Szigliget (Hungarian for “island park” ) is a village located on Balaton, about an hour (and crazy-bumpy) drive away. Balaton is a freshwater lake and its name stems from the Czech word meaning “sinkhole, deep end of a lake.” A huge tourist destination for Hungary, Balaton has a ton of different towns and villages dotting the coast. Because the average temperature of the water is 77 degrees F in the summer, most visitors either swim, paddleboard, or hang out on one of the beaches.
Balaton is a shallow lake and runs across the Bakony Mountains. While one large lake today, Balaton was originally five smaller lakes that formed together over time. During the third century, the area experienced a great deal of volcanic activity, which helped shape the landscape of now-Szigliget and Badacsony Mountain. In 1954, mining was halted at the mountain and a national park was established to protect the unique landscape, wildlife, and vegetation that makes up this portion of Balaton.
The village of Szigliget is located on the northern side of Balaton, near Badacsony. Built on and between volcanic hills, the village has beautiful views of the lake, an adorable center of town, and has an old fortress/castle that is easy to tour. Originally an island that was connected to Balaton in 1822, the first settlers occupied this area during the Neolithic and Bronze Ages. While the lake was much deeper during this time–making uncovering artifacts more difficult–archeologists have found a number of tools that can be attributed to the first people that lived near Szigliget.
Originally built as a fortress, Szigleget Castle was transitioned to an official castle after the king fell in love with the design and location in 1262. Over time “the Castle of Balaton” exchanged hands, was added to and torn apart, and even was used for its original purpose as a fortress. After the Turkish occupation of Hungary, the castle lost its importance and due to lack of care and erosion, fell into disarray. In the 1600s, the castle nearly burnt completely down after catching fire from a lightning bolt; due to its loss as a primary military tool, Kaiser Lipot I had Szigleget Castle demolished (and many of the villagers used the debris to build their homes) to most of the ruins that can be seen today.
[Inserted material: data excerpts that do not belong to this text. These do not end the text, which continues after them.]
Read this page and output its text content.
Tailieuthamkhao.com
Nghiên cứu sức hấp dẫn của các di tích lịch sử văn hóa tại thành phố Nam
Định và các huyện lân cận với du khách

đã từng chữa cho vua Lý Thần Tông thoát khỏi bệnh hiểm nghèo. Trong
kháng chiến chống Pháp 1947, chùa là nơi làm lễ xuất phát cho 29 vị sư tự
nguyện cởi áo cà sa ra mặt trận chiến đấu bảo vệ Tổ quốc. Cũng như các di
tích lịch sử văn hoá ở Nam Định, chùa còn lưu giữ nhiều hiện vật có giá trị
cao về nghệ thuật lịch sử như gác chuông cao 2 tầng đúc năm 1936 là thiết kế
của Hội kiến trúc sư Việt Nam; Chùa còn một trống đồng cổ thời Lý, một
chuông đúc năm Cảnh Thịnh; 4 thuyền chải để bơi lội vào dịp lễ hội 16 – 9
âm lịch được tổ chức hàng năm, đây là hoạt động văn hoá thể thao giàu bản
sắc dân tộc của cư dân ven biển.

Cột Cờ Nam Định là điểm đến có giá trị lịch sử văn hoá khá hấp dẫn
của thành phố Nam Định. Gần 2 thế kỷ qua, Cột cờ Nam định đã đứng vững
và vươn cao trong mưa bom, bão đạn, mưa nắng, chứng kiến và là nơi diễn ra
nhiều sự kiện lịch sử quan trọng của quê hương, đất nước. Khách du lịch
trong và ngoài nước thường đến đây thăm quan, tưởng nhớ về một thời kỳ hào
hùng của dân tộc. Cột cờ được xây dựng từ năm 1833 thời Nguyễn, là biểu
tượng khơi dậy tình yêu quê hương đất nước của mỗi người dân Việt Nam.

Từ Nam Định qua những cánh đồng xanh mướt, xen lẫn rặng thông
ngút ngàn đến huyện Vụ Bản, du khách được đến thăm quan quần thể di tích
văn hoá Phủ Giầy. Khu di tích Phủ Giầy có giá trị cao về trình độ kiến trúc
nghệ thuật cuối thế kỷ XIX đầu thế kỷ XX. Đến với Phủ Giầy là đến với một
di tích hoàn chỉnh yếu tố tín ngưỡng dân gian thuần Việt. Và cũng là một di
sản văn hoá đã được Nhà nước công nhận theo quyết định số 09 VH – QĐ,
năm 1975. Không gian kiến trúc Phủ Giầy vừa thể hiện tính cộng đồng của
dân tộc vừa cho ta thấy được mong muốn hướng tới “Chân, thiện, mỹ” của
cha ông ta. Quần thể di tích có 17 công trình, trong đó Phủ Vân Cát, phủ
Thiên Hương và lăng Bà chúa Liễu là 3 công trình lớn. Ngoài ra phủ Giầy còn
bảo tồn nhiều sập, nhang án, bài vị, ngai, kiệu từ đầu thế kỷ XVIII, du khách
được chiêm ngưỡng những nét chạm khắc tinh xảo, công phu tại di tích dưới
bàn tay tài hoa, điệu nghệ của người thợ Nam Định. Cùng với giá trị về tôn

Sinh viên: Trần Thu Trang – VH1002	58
Many parts of the castle (now owned by the village Szigliget) were rebuilt and the area was turned into a park that celebrated its 755 year anniversary in 2015.
The hike up to the castle is pretty easy, with a ton of markers detailing the wildlife and vegetation native to the area.
Szigleget is a small village (less than 3,500 people) and is one of the quieter and more authentic stops on Balaton. They also have the best ice cream ever! As is custom with traveling with Heather, we have to eat ice cream in every town.
Várkávézó Szigliget is an absolute must-stop ice cream stop, no matter if you just happen to find yourself casually driving past Balaton or intentionally are visiting the area. The pistachio flavor was on point. Their flavors change with the seasons, but they are really diverse and unique. I love this Yelp review of the shop:
We live in Szekesfehervar, which is about an hour and a half away. Living in Hungary, we, like nearly everyone else, has an ice cream, on average…. every day of the year. I swear. If you took away beer or ice cream, Hungary would stop working at all. With that said, as you might imagine, Hungarians are experts on ice cream and are all aficionados. We are no exception.
These guys imported Italian machinery and use only in season fresh fruits, nuts and sweets to create their ice cream. It’s so good that twice, we’ve driven the hour and half, each way, just for the ice cream when there are at least 10 ice cream places within walking distance from our house. Seriously. No joke.